Year-round proponents argue that camp needn't be a summer-only offering and that camp operators should adapt their programs to fit students' schedules. Boyd, for one, is winterizing his main mess hall and horse stables for off-season conferences. He estimates, however, it would cost $500,000 to convert all of his facilities. What's more, he laments, there is "just something quaint about having a hole in the floor" -- a summertime feature you "can't have in the winterized business."
For now, camp directors say the relatively small number of year-round students poses no huge threat to their summer ritual. "It's not at the forefront of people's minds," adds Briskin.
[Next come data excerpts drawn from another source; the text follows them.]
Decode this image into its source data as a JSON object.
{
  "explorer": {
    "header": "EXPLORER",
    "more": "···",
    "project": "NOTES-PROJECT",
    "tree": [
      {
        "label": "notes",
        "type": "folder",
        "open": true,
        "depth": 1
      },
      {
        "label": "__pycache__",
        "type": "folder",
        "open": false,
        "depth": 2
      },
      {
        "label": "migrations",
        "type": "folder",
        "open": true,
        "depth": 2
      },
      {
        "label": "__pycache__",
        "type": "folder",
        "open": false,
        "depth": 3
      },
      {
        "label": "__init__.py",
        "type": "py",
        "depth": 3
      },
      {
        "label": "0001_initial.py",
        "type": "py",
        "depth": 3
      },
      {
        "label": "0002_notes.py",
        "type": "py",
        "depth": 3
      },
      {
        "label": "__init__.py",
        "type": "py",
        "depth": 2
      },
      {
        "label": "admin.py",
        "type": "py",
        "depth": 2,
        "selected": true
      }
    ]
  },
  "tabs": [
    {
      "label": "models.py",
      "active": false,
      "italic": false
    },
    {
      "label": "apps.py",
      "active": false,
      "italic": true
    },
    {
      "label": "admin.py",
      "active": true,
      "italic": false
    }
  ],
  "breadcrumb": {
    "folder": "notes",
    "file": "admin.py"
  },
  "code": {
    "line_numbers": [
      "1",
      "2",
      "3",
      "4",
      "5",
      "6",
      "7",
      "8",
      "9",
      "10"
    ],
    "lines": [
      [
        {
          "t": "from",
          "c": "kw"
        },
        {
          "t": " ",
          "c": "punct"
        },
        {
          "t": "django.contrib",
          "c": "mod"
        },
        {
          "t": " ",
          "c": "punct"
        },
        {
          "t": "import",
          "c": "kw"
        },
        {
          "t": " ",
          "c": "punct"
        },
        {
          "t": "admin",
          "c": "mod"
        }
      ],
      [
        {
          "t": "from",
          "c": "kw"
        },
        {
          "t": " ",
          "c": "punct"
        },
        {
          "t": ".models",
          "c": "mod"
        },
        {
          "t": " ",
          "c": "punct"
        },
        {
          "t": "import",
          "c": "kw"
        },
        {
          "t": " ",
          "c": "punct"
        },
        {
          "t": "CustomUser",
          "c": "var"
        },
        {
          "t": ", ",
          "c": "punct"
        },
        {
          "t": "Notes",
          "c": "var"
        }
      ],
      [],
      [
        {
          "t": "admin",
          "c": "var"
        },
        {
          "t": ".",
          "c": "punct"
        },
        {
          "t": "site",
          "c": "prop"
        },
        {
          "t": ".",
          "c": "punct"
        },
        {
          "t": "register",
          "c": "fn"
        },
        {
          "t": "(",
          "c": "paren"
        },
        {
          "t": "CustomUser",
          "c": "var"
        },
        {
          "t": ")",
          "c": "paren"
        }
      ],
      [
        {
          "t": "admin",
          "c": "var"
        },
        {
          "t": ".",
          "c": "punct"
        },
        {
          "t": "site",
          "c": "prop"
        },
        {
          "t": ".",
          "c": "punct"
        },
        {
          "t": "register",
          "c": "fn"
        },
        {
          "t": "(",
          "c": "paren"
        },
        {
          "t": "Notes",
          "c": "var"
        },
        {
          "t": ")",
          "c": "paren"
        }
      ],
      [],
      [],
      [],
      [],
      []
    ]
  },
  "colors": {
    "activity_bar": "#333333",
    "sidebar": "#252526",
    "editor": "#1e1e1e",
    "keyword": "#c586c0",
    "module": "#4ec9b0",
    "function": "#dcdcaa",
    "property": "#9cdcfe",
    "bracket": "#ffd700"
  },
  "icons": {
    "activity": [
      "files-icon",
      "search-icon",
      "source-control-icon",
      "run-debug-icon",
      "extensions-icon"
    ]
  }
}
One camp broker, New Hampshire-based Walter Brent, even thinks reshuffled school schedules could help extend the camp season into early and mid-September. But as educators, parents, and students begin to consider -- and sometimes accept -- the new school guidelines, efficiently coordinating a hodgepodge of schedules won't be easy.
For camp directors, all this might call to mind a teary-eyed campfire finale: "We'll meet again next year. By then, will we be the same?"